Evaluation of the taxonomic utility of six-enzyme pulsed-field gel electrophoresis in reconstructing Salmonella subspecies phylogeny

Pulsed-field gel electrophoresis (PFGE) remains an important tool in the molecular epidemiological evaluation of strains emerging from disease outbreak clusters. Recent studies of Escherichia coli O157:H7 and Salmonella Enteritidis have noted marked improvements in the discriminatory power of PFGE when combining band profiles from up to six restriction enzyme datasets into a single concatenated analysis. This approach has provided more accurate assignments of genetic relationships among closely related strains and allowed effective phylogenetic inference of host and geographical reservoirs. Although this approach enhances epidemiological congruence among closely related strains, it remains unclear to what extent six-enzyme PFGE pattern similarity reiterates evolutionary relatedness among more distantly related Salmonella strains (i.e., serovar or subspecies levels). Here, taxonomic accuracy of six-enzyme PFGE is tested phylogenetically across two distinct Salmonella enterica populations–Salmonella reference collection B (SARB), representing the breadth of taxonomic diversity of S. enterica subspecies I only, and Salmonella reference collection C (SARC), comprising the seven disparate subspecies of S. enterica plus S. bongori. Cladistic analysis of SAR strains revealed substantial polyphyly between the two strain collections such that numerous SARB strains clustered more closely with diverged SARC subspecies rather than with other members of subspecies I. Also, in several cases, SARC sibling strains from the same subspecies were evolutionary obscured—broken into distant locales on the most parsimonious six-enzyme trees. Genetic diversity among SARB and SARC strains was comparable at 45% and 47%, respectively, while congruence testing revealed discordance among individual enzyme datasets.
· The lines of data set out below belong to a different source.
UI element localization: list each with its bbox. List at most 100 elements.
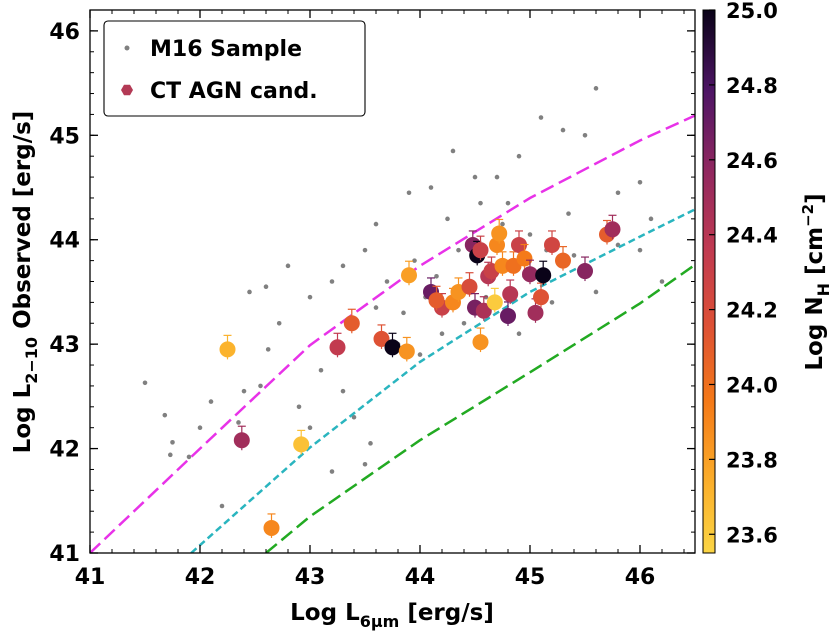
ct-point-8 xyxy=(398,343,415,360)
sample-point-11 xyxy=(241,388,247,394)
sample-point-10 xyxy=(265,347,271,352)
legend-label-sample: M16 Sample xyxy=(150,37,302,62)
sample-point-14 xyxy=(247,289,252,295)
colorbar-ticks: 23.6 23.8 24.0 24.2 24.4 24.6 24.8 25.0 xyxy=(709,0,778,547)
x-tick-label-4: 45 xyxy=(515,565,546,590)
ct-point-37 xyxy=(544,236,560,253)
y-axis-ticks: 41 42 43 44 45 46 xyxy=(49,9,695,567)
sample-point-28 xyxy=(307,425,313,430)
sample-point-52 xyxy=(505,200,511,206)
background-sample-points xyxy=(142,86,665,509)
sample-point-7 xyxy=(197,425,203,430)
ct-point-1 xyxy=(293,436,310,453)
sample-point-1 xyxy=(162,412,168,418)
sample-point-9 xyxy=(258,383,263,389)
sample-point-66 xyxy=(566,211,571,216)
colorbar-tick-label-3: 24.2 xyxy=(726,299,778,323)
sample-point-16 xyxy=(307,294,313,300)
ct-point-0 xyxy=(219,341,236,358)
sample-point-69 xyxy=(401,310,406,316)
colorbar-strip xyxy=(702,9,716,554)
sample-point-70 xyxy=(445,216,450,222)
sample-point-26 xyxy=(362,461,368,467)
ct-point-20 xyxy=(475,302,492,319)
sample-point-25 xyxy=(329,469,335,474)
ct-point-7 xyxy=(384,339,401,356)
sample-point-41 xyxy=(582,133,588,138)
ct-point-6 xyxy=(373,330,390,347)
x-tick-label-3: 44 xyxy=(405,565,436,590)
ct-point-9 xyxy=(401,267,417,284)
ct-point-31 xyxy=(511,236,527,253)
x-tick-label-0: 41 xyxy=(75,565,106,590)
y-axis-label: Log L2−10 Observed [erg/s] xyxy=(10,111,41,454)
colorbar-tick-label-2: 24.0 xyxy=(726,373,778,397)
sample-point-2 xyxy=(170,440,175,445)
sample-point-31 xyxy=(439,331,445,337)
ct-point-5 xyxy=(343,315,360,332)
colorbar-tick-label-6: 24.8 xyxy=(726,74,778,98)
ct-point-36 xyxy=(535,267,552,284)
colorbar-tick-label-4: 24.4 xyxy=(726,224,778,248)
ct-point-29 xyxy=(502,286,519,303)
ct-point-4 xyxy=(329,339,346,356)
ct-point-2 xyxy=(233,432,250,449)
sample-point-38 xyxy=(516,153,522,159)
sample-point-59 xyxy=(412,258,417,263)
ct-point-35 xyxy=(533,289,549,306)
sample-point-54 xyxy=(571,253,577,258)
sample-point-49 xyxy=(428,185,434,190)
sample-point-4 xyxy=(168,452,173,458)
ct-point-38 xyxy=(555,252,571,269)
sample-point-27 xyxy=(340,388,346,394)
sample-point-48 xyxy=(472,174,478,180)
sample-point-45 xyxy=(648,216,654,222)
y-tick-label-0: 41 xyxy=(49,542,80,567)
sample-point-51 xyxy=(373,221,379,227)
sample-point-13 xyxy=(263,284,269,290)
x-axis-label: Log L6μm [erg/s] xyxy=(290,600,494,631)
ct-point-23 xyxy=(472,334,489,351)
ct-agn-points xyxy=(219,214,621,538)
y-tick-label-4: 45 xyxy=(49,124,80,149)
sample-point-32 xyxy=(461,320,467,326)
colorbar-tick-label-5: 24.6 xyxy=(726,149,778,173)
sample-point-37 xyxy=(494,174,500,180)
sample-point-0 xyxy=(142,380,148,386)
ct-point-41 xyxy=(604,221,621,238)
legend-marker-sample xyxy=(124,45,130,51)
ct-point-15 xyxy=(461,278,478,295)
legend-box xyxy=(103,20,366,117)
x-tick-label-5: 46 xyxy=(625,565,656,590)
ct-point-39 xyxy=(577,263,593,280)
ct-point-24 xyxy=(486,294,503,311)
x-axis-ticks: 41 42 43 44 45 46 xyxy=(75,10,685,590)
sample-point-43 xyxy=(615,190,621,196)
sample-point-17 xyxy=(329,279,335,284)
sample-point-20 xyxy=(373,305,379,310)
colorbar: 23.6 23.8 24.0 24.2 24.4 24.6 24.8 25.0 Log NH … xyxy=(702,0,830,554)
x-tick-label-1: 42 xyxy=(185,565,216,590)
sample-point-67 xyxy=(384,279,390,284)
sample-point-34 xyxy=(516,331,522,337)
ct-point-28 xyxy=(500,307,516,324)
y-tick-label-2: 43 xyxy=(49,333,80,358)
sample-point-39 xyxy=(538,115,544,120)
model-curve-2 xyxy=(265,263,695,553)
sample-point-71 xyxy=(478,200,483,206)
legend-marker-ct xyxy=(121,84,133,96)
ct-point-27 xyxy=(494,257,511,274)
sample-point-35 xyxy=(549,300,555,305)
sample-point-36 xyxy=(593,289,599,295)
colorbar-tick-label-7: 25.0 xyxy=(726,0,778,23)
sample-point-23 xyxy=(351,414,357,420)
sample-point-3 xyxy=(186,454,192,460)
ct-point-26 xyxy=(491,225,508,242)
sample-point-12 xyxy=(285,263,291,269)
colorbar-tick-label-0: 23.6 xyxy=(726,523,778,547)
legend-label-ct: CT AGN cand. xyxy=(150,79,318,104)
sample-point-53 xyxy=(527,232,533,237)
sample-point-15 xyxy=(276,320,282,326)
sample-point-6 xyxy=(208,399,214,404)
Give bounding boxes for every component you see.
While six-enzyme PFGE is effective in ascertaining accurate genetic relationships for more closely related strains (e.g., strains within the same serovar), reconstitution of evolutionarily meaningful strain groupings may be elusive for Salmonella at the serovar level and above. Thus, caution is warranted when applying PFGE with a limited number of enzymes as the primary phylogenetic marker in these instances.

Research highlights▶ Concatenated PFGE fails to cluster salmonellae along serological or subspecies limits. ▶ Concatenated PFGE does not recap known genetic variance amid distinct salmonellae. ▶ Concatenated PFGE was phylogenetically incongruent with other popular typing methods. ▶ Phylogenetic signals of several enzymes correlate poorly with combined PFGE data sets.